Porque resultaba no sólo lícito, sino hasta obligatorio el separarse de esa “tiranía cipaya (…) a la que aluden liberales y marxistas, con sus metáforas hímnicas cargadas de odio, de irreligiosidad y de ignorancia hacia nuestro origen y nuestro ser. Es la que instalaron los borbones con su arribo al trono, empezando por el mismo Felipe V, hasta llegar con sucesivos actos de perfidia al mismísimo Fernando VII. Es la que aparejó un cambio en el concepto mismo de monarquía –despojándola de su impronta misionera y evangelizadora para convertirla en una empresa recaudadora y mercantilista– y acabó por cambiar la fisonomía misma de España (…). Si de algún lado partieron estos males, reiteramos, fue de la Anti–España de los Borbones” (69–70).

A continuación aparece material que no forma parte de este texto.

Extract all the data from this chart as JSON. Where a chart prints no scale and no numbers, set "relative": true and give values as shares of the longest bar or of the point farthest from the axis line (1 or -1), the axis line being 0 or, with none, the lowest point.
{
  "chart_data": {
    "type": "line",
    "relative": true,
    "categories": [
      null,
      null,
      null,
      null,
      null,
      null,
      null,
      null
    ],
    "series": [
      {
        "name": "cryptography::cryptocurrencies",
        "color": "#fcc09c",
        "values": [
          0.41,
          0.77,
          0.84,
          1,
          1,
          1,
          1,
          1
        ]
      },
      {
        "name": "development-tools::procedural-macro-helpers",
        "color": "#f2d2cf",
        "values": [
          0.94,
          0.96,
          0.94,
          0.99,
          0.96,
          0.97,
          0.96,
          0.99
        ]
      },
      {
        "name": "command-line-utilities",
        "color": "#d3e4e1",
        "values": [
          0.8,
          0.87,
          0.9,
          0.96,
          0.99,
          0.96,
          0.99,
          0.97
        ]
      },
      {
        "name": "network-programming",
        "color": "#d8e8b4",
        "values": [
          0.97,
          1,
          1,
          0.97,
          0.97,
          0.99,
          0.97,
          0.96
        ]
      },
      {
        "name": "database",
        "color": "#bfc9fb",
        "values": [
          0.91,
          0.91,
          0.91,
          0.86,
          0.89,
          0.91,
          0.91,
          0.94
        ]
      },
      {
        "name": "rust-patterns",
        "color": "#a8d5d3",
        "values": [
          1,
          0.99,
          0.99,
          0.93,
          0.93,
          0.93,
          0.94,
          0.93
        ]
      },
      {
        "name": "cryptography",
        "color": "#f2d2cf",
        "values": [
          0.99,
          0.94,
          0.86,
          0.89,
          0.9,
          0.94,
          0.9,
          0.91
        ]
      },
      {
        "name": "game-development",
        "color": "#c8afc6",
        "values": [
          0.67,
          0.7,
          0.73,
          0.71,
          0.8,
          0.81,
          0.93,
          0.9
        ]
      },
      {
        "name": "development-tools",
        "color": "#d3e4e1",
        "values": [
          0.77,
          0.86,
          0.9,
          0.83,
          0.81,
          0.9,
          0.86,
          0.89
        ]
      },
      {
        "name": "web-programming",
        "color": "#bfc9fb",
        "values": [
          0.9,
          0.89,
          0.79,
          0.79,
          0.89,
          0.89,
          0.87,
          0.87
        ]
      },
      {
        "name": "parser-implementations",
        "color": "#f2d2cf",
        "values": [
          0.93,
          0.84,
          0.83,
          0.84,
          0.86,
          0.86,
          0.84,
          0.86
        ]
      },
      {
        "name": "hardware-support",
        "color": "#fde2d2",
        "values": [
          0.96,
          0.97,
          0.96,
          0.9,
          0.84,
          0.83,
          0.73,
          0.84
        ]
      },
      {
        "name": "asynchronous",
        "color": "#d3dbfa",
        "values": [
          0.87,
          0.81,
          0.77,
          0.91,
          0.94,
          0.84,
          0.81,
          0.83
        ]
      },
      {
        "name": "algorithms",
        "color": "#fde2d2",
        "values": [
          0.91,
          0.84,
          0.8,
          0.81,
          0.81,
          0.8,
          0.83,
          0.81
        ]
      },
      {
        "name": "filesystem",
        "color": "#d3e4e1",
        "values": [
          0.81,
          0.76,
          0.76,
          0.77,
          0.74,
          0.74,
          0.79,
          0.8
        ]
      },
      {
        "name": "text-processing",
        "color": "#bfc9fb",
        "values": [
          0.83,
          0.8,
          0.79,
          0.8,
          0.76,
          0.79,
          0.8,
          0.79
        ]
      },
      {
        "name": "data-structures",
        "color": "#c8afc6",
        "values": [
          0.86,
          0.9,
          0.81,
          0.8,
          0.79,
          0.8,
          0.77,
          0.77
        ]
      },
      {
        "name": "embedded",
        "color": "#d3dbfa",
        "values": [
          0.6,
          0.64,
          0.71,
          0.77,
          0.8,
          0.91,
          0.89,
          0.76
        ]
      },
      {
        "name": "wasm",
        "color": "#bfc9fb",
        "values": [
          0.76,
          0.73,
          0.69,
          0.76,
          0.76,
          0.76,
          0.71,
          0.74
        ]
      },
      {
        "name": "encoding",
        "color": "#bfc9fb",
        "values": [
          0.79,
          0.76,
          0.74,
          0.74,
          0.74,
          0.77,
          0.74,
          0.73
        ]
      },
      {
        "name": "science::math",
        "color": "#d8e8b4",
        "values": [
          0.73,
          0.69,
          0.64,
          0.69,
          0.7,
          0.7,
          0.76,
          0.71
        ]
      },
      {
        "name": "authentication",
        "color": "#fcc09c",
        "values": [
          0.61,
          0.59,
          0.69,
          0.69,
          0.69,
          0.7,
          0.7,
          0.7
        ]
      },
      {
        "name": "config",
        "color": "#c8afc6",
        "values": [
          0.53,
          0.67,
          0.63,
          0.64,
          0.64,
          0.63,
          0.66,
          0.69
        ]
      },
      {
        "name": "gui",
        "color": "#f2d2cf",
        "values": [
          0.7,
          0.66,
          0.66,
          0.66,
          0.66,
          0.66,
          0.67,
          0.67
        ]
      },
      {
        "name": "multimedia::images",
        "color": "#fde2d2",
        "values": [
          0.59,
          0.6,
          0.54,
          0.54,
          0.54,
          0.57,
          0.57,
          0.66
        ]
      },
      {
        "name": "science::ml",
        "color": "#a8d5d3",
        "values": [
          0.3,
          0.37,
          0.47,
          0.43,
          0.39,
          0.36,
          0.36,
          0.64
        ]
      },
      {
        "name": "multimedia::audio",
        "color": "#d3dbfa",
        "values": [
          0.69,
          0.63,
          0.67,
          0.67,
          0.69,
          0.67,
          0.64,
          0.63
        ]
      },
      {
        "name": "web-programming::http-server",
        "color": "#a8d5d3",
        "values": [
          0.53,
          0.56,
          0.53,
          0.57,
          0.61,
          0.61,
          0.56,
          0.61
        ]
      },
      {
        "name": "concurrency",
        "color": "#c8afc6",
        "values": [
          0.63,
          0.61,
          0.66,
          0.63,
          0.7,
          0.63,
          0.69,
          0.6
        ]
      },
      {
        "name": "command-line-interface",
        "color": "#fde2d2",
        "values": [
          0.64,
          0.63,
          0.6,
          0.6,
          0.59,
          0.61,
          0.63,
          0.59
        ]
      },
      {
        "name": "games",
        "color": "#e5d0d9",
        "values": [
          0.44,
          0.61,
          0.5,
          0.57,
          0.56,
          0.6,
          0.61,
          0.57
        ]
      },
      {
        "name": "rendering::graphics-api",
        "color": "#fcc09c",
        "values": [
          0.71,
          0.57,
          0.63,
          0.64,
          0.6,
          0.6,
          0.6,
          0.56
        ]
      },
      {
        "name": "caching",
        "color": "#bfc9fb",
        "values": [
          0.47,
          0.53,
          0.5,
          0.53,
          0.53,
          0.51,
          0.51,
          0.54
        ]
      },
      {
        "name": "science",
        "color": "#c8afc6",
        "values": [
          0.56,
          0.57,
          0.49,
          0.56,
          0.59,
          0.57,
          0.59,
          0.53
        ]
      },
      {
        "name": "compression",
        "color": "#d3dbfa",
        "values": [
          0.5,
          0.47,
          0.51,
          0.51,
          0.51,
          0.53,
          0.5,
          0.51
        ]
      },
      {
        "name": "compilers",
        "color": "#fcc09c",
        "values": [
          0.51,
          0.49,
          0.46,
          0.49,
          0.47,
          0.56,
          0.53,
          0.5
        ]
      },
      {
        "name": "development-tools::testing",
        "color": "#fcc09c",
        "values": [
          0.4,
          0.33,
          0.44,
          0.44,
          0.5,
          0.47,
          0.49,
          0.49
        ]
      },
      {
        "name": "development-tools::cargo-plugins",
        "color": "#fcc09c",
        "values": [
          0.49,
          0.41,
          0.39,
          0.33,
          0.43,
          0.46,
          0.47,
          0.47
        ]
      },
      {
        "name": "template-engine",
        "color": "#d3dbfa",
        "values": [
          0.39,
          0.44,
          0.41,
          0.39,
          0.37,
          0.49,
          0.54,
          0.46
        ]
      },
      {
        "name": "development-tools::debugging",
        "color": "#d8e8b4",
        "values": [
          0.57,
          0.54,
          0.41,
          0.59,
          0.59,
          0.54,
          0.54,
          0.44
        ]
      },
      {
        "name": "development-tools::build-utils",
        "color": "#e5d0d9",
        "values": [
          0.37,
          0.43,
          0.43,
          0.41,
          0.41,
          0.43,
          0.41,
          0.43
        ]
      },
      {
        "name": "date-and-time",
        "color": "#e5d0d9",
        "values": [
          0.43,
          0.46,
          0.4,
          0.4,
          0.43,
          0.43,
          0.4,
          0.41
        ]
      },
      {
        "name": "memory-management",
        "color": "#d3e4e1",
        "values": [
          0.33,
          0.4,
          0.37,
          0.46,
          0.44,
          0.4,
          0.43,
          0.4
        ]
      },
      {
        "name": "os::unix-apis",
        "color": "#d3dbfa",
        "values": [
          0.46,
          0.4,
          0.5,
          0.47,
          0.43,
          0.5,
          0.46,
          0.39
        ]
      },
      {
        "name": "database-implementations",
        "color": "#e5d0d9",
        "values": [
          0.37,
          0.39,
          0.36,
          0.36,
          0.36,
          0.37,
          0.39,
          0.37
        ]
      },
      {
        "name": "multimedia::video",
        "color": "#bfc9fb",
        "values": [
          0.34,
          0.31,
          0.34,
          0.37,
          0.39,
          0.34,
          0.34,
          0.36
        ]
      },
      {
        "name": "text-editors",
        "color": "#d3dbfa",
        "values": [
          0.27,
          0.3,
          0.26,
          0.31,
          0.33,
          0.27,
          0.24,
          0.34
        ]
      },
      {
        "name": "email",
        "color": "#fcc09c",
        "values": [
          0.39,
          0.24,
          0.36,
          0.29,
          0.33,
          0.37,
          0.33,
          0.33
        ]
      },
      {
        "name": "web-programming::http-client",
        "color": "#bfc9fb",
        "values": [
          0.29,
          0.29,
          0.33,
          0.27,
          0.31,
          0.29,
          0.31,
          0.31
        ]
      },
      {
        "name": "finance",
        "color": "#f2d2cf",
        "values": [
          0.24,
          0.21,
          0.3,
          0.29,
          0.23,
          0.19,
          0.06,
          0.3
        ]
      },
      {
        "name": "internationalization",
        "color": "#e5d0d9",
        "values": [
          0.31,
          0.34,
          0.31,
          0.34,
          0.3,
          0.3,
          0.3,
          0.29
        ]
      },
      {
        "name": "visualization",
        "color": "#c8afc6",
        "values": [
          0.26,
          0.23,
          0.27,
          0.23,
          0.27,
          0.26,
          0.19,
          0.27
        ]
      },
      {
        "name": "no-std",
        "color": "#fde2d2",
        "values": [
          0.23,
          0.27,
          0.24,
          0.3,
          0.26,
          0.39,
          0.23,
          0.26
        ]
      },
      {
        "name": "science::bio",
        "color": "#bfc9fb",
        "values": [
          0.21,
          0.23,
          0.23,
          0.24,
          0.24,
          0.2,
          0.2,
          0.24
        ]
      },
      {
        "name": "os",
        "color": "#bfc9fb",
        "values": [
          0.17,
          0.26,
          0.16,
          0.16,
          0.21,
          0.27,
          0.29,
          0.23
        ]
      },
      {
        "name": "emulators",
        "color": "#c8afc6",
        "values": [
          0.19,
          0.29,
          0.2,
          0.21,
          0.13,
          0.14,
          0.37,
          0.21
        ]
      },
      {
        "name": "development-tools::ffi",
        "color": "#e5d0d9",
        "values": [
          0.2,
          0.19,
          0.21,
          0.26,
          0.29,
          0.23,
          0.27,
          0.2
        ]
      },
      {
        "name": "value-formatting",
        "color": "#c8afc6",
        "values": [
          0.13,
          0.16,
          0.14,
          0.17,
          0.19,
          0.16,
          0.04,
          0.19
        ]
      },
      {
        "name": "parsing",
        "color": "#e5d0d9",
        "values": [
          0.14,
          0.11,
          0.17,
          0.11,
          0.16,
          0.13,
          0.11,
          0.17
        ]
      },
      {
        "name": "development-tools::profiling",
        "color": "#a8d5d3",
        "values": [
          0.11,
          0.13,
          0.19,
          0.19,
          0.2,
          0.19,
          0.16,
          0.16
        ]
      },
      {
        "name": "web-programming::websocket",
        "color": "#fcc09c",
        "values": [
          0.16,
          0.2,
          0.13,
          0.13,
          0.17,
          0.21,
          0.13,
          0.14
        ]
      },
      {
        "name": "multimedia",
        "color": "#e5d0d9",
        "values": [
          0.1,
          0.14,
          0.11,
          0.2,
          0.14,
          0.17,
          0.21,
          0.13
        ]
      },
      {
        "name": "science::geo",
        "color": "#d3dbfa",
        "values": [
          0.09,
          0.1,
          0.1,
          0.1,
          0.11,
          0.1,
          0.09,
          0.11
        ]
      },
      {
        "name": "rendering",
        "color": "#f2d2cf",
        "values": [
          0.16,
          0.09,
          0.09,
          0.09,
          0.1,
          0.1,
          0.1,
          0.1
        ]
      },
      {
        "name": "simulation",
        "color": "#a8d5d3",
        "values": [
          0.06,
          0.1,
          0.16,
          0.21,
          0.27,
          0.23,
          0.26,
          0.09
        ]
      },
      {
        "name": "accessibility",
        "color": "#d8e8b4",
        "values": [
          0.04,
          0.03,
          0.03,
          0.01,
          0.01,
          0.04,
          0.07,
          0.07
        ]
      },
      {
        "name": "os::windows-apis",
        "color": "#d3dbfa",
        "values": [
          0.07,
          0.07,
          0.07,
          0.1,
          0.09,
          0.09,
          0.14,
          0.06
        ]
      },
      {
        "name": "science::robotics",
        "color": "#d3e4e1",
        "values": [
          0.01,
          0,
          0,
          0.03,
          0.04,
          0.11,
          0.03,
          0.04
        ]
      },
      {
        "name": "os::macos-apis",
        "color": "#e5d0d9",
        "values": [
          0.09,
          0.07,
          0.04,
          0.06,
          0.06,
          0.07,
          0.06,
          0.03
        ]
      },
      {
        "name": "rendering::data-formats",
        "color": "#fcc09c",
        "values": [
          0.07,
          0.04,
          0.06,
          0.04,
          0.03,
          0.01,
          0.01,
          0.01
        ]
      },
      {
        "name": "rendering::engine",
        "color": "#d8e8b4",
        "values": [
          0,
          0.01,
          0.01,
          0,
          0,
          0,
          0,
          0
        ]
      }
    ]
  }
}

Y no sirve la acusación de incluso “cismáticos” por habernos emancipado, pues “desde Pío VII y su famoso Breve Etsi Longissimo Terrarum de 1816, hace bien la Iglesia en bregar por la custodia del orden tradicional en materia política y en desalentar sublevaciones de torcidos signos o rebeliones de equivocada dirección. Hace bien en ilegitimar lo ilegitimable. Pero a no ser que se haya perdido completamente la objetividad, la verdad –merezca el juicio valorativo que mereciere de tirios y de troyanos– es que ningún pontífice condenó –simpliciter, stricto sensu y sine die– la independencia americana, ni excomulgó a sus genuinos adalides (…). Más bien sucedió lo contrario, hasta que las relaciones entre la Santa Sede y los nuevos gobiernos americanos quedaron bajo un clima formal de aceptación y de concordia” (84).

Pues bien; América se independizó y el intento fue bueno, pero el tiempo ha mostrado que hoy no es el sueño de sus libertadores, sino su pesadilla.

“¿Qué hubiera pasado si…?” Digo: ¿y si no nos hubiésemos independizado? “Saber qué nos hubiera pasado, a España y a América, de no haber sucedido la Independencia, es una misión imposible para un intelecto normalmente dotado. Conjeturas e hipótesis son todas ellas bienvenidas, mientras mantengan la cordura básica que los análisis retrospectivos e introspectivos reclaman. Pero reprocharle al ayer un acto legítimo, necesario y prudente, sólo porque fracasó en el intento; y no ser agradecidos a la sangre derramada por la búsqueda de ese intento, se acerca demasiado a esa moral del éxito, de raigambre calvinista, de la que pedimos al buen Dios que nos libre” (108).

*          *          *

En fin; un libro fascinante, documentando y meditado, que resultará de consulta obligada para conocer la postura del revisionismo histórico americano respecto de esta emancipación obligada que tuvimos que cumplir para mantener nuestro apellido materno. Porque el paterno nos lo dio Dios. Católicos e hispanos.